‘Clothed With’ Sovereign Power, Big Labor Tramples Free Speech
Thanks to the remarkable Right to Work U.S. Supreme Court victory in Janus v. AFSCME Council 31 (see page one for more information), compulsory employee financial support for government-sector unionism is no longer legal anywhere in America.
Of course, a great deal of Right to Work legislative and legal action is now needed, and will be needed for some time to come, to ensure civil servants can actually exercise the First Amendment rights the High Court has ruled are theirs.
But in the  states that still lack Right to Work protections in the private sector, Big Labor retains the power, at this time, to force employees with impunity to bankroll union-boss speech with which the employees disagree.
Union Bosses’ Coercive Power Over Private Employees ‘Not Unlike That of a Legislature’
Under U.S. Supreme Court precedents going back nearly 75 years, the monopoly-bargaining privileges union officials receive via the National Labor Relations Act (NLRA) and the Railway Labor Act (RLA) render those officials subject to constitutional constraints.
The two federal statutes define specific conditions under which an employer must recognize a particular union as the “exclusive bargaining agent” for all the front-line workers, including union members and nonmembers alike, in a business or other “bargaining unit.”
In his 1944 Supreme Court opinion in Steele v. Louisville & Nashville Railroad, Chief Justice Harlan Stone found that, under the RLA “a union is clothed with power not unlike that of a legislature . . . .”

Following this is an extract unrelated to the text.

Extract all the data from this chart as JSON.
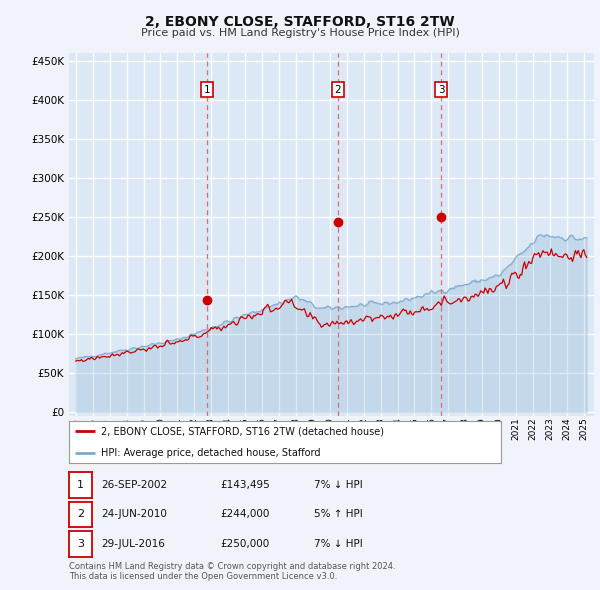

Consequently, if the RLA actually permitted the forging of racially discriminatory contracts, as the railroad-company and union-boss respondents in the case contended, the statute would violate the Fifth Amendment rights of the employees who lost their jobs.
The Steele court allowed the RLA to stand only by concluding, somewhat creatively, that the law tacitly barred union bosses from using their government-granted monopoly power to force African- American workers out of good jobs.
Unfortunately, in practice, Steele did little to prevent Big Labor-instigated racial job discrimination.
But it did at least establish that whenever union bosses are “clothed with power” akin to that of legislators, Big Labor must not be allowed to wield that power to trample employees’ constitutional rights.
Legislators, and Not Only Judges, Have a Duty to Uphold the Constitution
When private-sector union bosses wield their government-granted monopoly-bargaining privileges to extract an agreement from an employer forcing independent-minded employees to pay dues or fees to a union as a job condition, the constitutional rights of those employees are violated.
National Right to Work Committee Vice President Greg Mourad commented:
“Janus addresses only forced employee financial support for union-boss speech ‘directed at the government,’ and consequently does nothing to stop ongoing Big Labor attacks against the First Amendment freedom of millions of private-sector employees.
“Fortunately, contrary to the mistaken notion of many people inside Washington, D.C.’s Beltway, judges are not the only people who have the authority to redress constitutional wrongs.
“Lawmakers and chief executives also have, under an array of circumstances, the ability and the duty to protect the Constitution.”
“I hope Congress will be inspired by the Supreme Court’s June 27 decision in Janus to take up and vote on H.R.785 and/or S.545, which would stop Big Labor from exploiting the NLRA or the RLA to force employees to pay union dues, or be fired,” said Mr. Mourad.
“The fact is, private employees’ Right to Work is no less deserving of legal protection than is the Right to Work of government employees.
“Pro-Right to Work citizens won’t be satisfied until every American employee is free of forced unionism.”